Sunday, June 10, 2012
Friday, June 8, 2012
The Good Father, Noah Hawley, Fiction. In The Good Father, Noah Hawley tells the story of a young assassin through the eyes of his father. Disbelief, shock, disappointment, and guilt are all emotions that Hawley delicately and thoroughly explores as he treads through the months leading up to the shooting of a US Senator and Presidential hopeful. The story is told mainly from Paul, the father's, point of view, and is filled with questions - was I not a good enough father? Does my relationship with David's mother have something to do with this? Was I not there when he needed me? As a mother, I think that these questions can be asked about any child, but it is the answers that we get from David's journals that make him different, and make him able to pull the trigger. And to answer Paul's questions, everything had to do with David's decision.
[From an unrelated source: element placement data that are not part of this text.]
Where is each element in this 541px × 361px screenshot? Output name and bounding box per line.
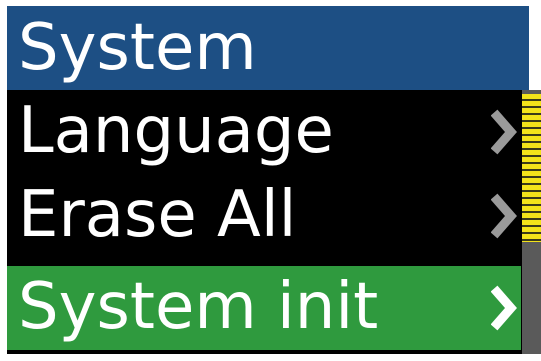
menu-item-label: Erase All bbox=[18, 178, 297, 252]
scrollbar-track[interactable] bbox=[522, 90, 541, 354]
device-screen: System Language Erase All System init bbox=[0, 0, 541, 361]
menu-item-system-init[interactable]: System init bbox=[7, 266, 521, 350]
menu-item-label: Language bbox=[18, 94, 334, 168]
chevron-right-icon bbox=[491, 285, 517, 331]
menu-item-label: System init bbox=[18, 270, 379, 344]
page-title: System bbox=[18, 11, 257, 85]
scrollbar-thumb[interactable] bbox=[522, 94, 541, 242]
chevron-right-icon bbox=[491, 193, 517, 239]
chevron-right-icon bbox=[491, 109, 517, 155]
menu-item-language[interactable]: Language bbox=[7, 90, 521, 174]
header-bar: System bbox=[7, 6, 529, 90]
menu-list: Language Erase All System init bbox=[7, 90, 529, 354]
menu-item-erase-all[interactable]: Erase All bbox=[7, 174, 521, 258]
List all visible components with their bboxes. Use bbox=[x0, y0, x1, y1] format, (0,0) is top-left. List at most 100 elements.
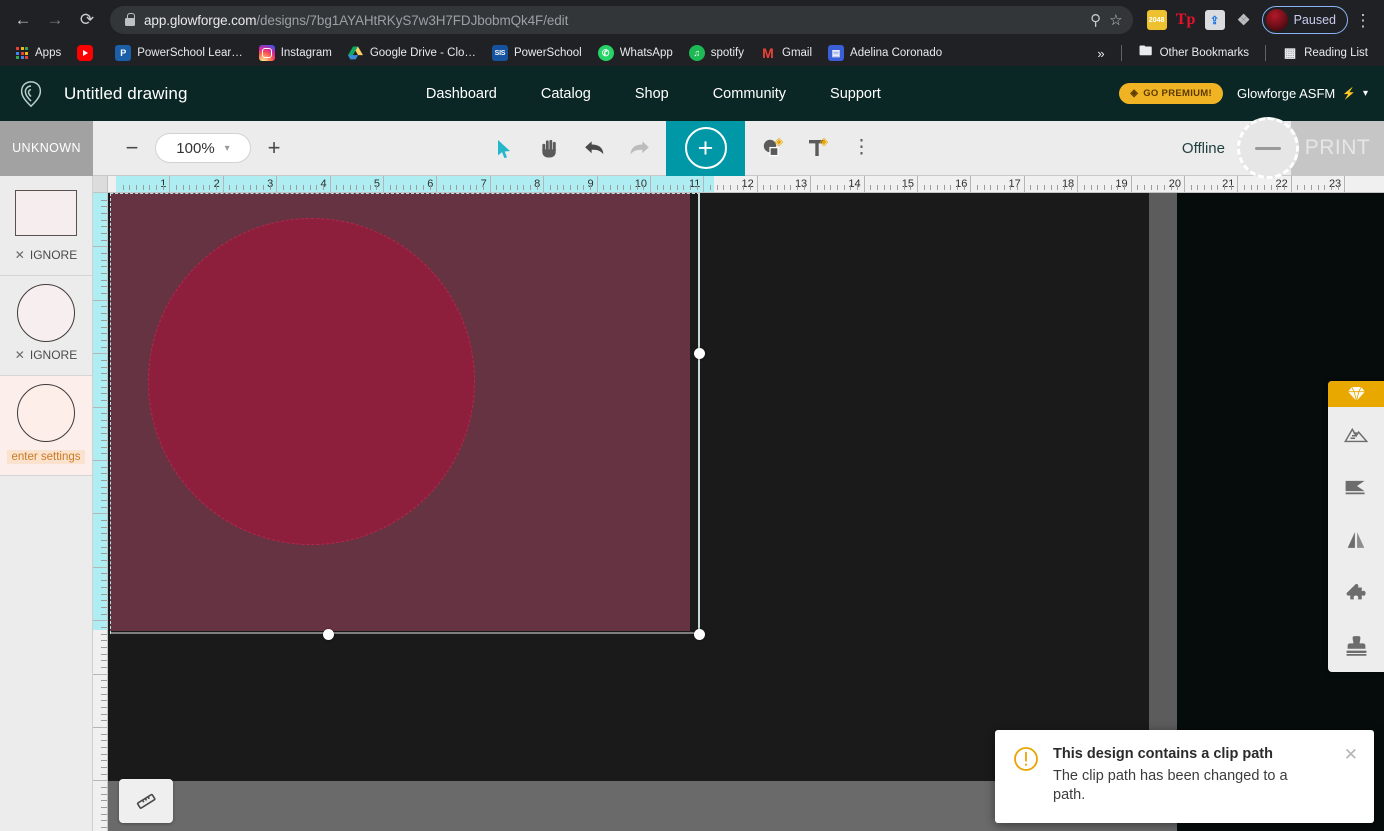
ruler-minor-tick bbox=[770, 185, 772, 190]
kebab-menu-icon[interactable]: ⋮ bbox=[1350, 12, 1376, 29]
pan-tool[interactable] bbox=[527, 131, 572, 165]
ruler-minor-tick bbox=[1257, 185, 1259, 190]
stamp-tool[interactable] bbox=[1328, 619, 1384, 672]
enter-settings-label[interactable]: enter settings bbox=[7, 450, 85, 464]
bookmark-apps[interactable]: Apps bbox=[8, 44, 69, 62]
premium-shapes-tool[interactable] bbox=[1328, 381, 1384, 407]
todoist-extension-icon[interactable]: Tp bbox=[1176, 10, 1196, 30]
nav-community[interactable]: Community bbox=[713, 86, 786, 102]
ruler-minor-tick bbox=[269, 185, 271, 190]
bookmark-whatsapp[interactable]: ✆ WhatsApp bbox=[590, 42, 681, 64]
ruler-minor-tick bbox=[101, 827, 107, 829]
bookmark-youtube[interactable] bbox=[69, 42, 107, 64]
ruler-minor-tick bbox=[1204, 185, 1206, 190]
star-icon[interactable]: ☆ bbox=[1109, 11, 1122, 29]
right-tools-panel bbox=[1328, 381, 1384, 672]
resize-handle-bottom[interactable] bbox=[323, 629, 334, 640]
address-bar[interactable]: app.glowforge.com/designs/7bg1AYAHtRKyS7… bbox=[110, 6, 1133, 34]
ruler-minor-tick bbox=[101, 633, 107, 635]
key-icon[interactable]: ⚲ bbox=[1090, 11, 1101, 29]
text-tool[interactable]: ◈ bbox=[794, 131, 839, 165]
reload-button[interactable]: ⟳ bbox=[72, 5, 102, 35]
ruler-minor-tick bbox=[101, 767, 107, 769]
ruler-tick bbox=[1130, 176, 1132, 192]
layer-status[interactable]: ✕ IGNORE bbox=[15, 248, 77, 262]
bookmark-label: Google Drive - Clo… bbox=[369, 47, 476, 59]
print-knob[interactable] bbox=[1237, 117, 1299, 179]
measure-tool-button[interactable] bbox=[119, 779, 173, 823]
outline-tool[interactable] bbox=[1328, 407, 1384, 460]
circle-shape-icon bbox=[17, 284, 75, 342]
ruler-minor-tick bbox=[1304, 185, 1306, 190]
ruler-tick bbox=[1077, 176, 1079, 192]
layer-item[interactable]: enter settings bbox=[0, 376, 92, 476]
trace-tool[interactable] bbox=[1328, 460, 1384, 513]
ruler-minor-tick bbox=[416, 185, 418, 190]
layer-item[interactable]: ✕ IGNORE bbox=[0, 276, 92, 376]
profile-button[interactable]: Paused bbox=[1261, 6, 1348, 34]
canvas-area[interactable]: 1234567891011121314151617181920212223 12… bbox=[93, 176, 1384, 831]
select-tool[interactable] bbox=[482, 131, 527, 165]
resize-handle-bottom-right[interactable] bbox=[694, 629, 705, 640]
ruler-minor-tick bbox=[101, 680, 107, 682]
zoom-in-button[interactable]: + bbox=[263, 137, 285, 159]
divider bbox=[1120, 45, 1122, 61]
ruler-minor-tick bbox=[663, 185, 665, 190]
ruler-minor-tick bbox=[1137, 185, 1139, 190]
print-button[interactable]: PRINT bbox=[1291, 120, 1384, 176]
mirror-tool[interactable] bbox=[1328, 513, 1384, 566]
nav-dashboard[interactable]: Dashboard bbox=[426, 86, 497, 102]
ruler-minor-tick bbox=[1070, 185, 1072, 190]
nav-catalog[interactable]: Catalog bbox=[541, 86, 591, 102]
nav-shop[interactable]: Shop bbox=[635, 86, 669, 102]
add-artwork-button[interactable]: + bbox=[666, 120, 745, 176]
bookmark-adelina-coronado[interactable]: ▤ Adelina Coronado bbox=[820, 42, 950, 64]
nav-support[interactable]: Support bbox=[830, 86, 881, 102]
close-icon[interactable]: ✕ bbox=[1336, 746, 1358, 805]
bookmark-gmail[interactable]: M Gmail bbox=[752, 42, 820, 64]
forward-button[interactable]: → bbox=[40, 5, 70, 35]
layer-item[interactable]: ✕ IGNORE bbox=[0, 176, 92, 276]
ruler-minor-tick bbox=[149, 185, 151, 190]
selection-bounding-box[interactable] bbox=[110, 193, 700, 634]
ruler-minor-tick bbox=[101, 787, 107, 789]
ruler-tick bbox=[169, 176, 171, 192]
ruler-minor-tick bbox=[1110, 185, 1112, 190]
layer-status[interactable]: ✕ IGNORE bbox=[15, 348, 77, 362]
go-premium-button[interactable]: ◈ GO PREMIUM! bbox=[1119, 83, 1223, 104]
puzzle-tool[interactable] bbox=[1328, 566, 1384, 619]
door-extension-icon[interactable]: ⇪ bbox=[1204, 10, 1225, 30]
back-button[interactable]: ← bbox=[8, 5, 38, 35]
bookmark-spotify[interactable]: ♫ spotify bbox=[681, 42, 752, 64]
warning-exclamation-icon bbox=[1013, 746, 1039, 772]
other-bookmarks-button[interactable]: 🖿 Other Bookmarks bbox=[1130, 42, 1257, 64]
puzzle-extensions-icon[interactable]: ❖ bbox=[1234, 10, 1254, 30]
glowforge-logo-icon[interactable] bbox=[16, 79, 46, 109]
account-menu[interactable]: Glowforge ASFM ⚡ ▾ bbox=[1237, 86, 1368, 101]
redo-tool[interactable] bbox=[617, 131, 662, 165]
2048-extension-icon[interactable]: 2048 bbox=[1146, 10, 1167, 30]
ruler-minor-tick bbox=[101, 693, 107, 695]
material-status-chip[interactable]: UNKNOWN bbox=[0, 120, 93, 176]
design-title[interactable]: Untitled drawing bbox=[64, 84, 188, 104]
more-options-button[interactable]: ⋮ bbox=[839, 131, 884, 165]
bookmark-powerschool[interactable]: SIS PowerSchool bbox=[484, 42, 590, 64]
sis-icon: SIS bbox=[491, 45, 508, 61]
ruler-minor-tick bbox=[1123, 185, 1125, 190]
zoom-out-button[interactable]: − bbox=[121, 137, 143, 159]
ruler-minor-tick bbox=[189, 185, 191, 190]
zoom-level-select[interactable]: 100% ▾ bbox=[155, 133, 251, 163]
reading-list-button[interactable]: ▦ Reading List bbox=[1274, 42, 1376, 64]
bookmark-instagram[interactable]: Instagram bbox=[251, 42, 340, 64]
resize-handle-right[interactable] bbox=[694, 348, 705, 359]
bookmarks-overflow-button[interactable]: » bbox=[1089, 46, 1112, 61]
undo-tool[interactable] bbox=[572, 131, 617, 165]
bookmark-powerschool-learning[interactable]: P PowerSchool Lear… bbox=[107, 42, 250, 64]
ruler-tick bbox=[1290, 176, 1292, 192]
bookmark-google-drive[interactable]: Google Drive - Clo… bbox=[340, 42, 484, 64]
bookmark-label: spotify bbox=[710, 47, 745, 59]
shape-tool[interactable]: ◈ bbox=[749, 131, 794, 165]
premium-diamond-icon: ◈ bbox=[1130, 88, 1139, 99]
ruler-minor-tick bbox=[730, 185, 732, 190]
ruler-tick bbox=[1344, 176, 1346, 192]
I enjoyed Hawley's ability to write from both the perspective of the son and the father. During Paul's search for answers Hawley introduces us to other infamous shooters of the past, and their backgrounds. Paul desperately tries to reason that his son is nothing like these other people who have so publicly tried to take the life of an influential American. Scenes from this book have stayed with me - the exact moment that decides the Senator's fate in David's eyes, a moment from David's childhood that could have happened (and did) happen to anyone that he pivots his childhood upon, and a weather disaster that almost takes David's life. It is the lasting impression of Hawley's writing that makes me want to tell you to read this book - but carefully. It will make you cry.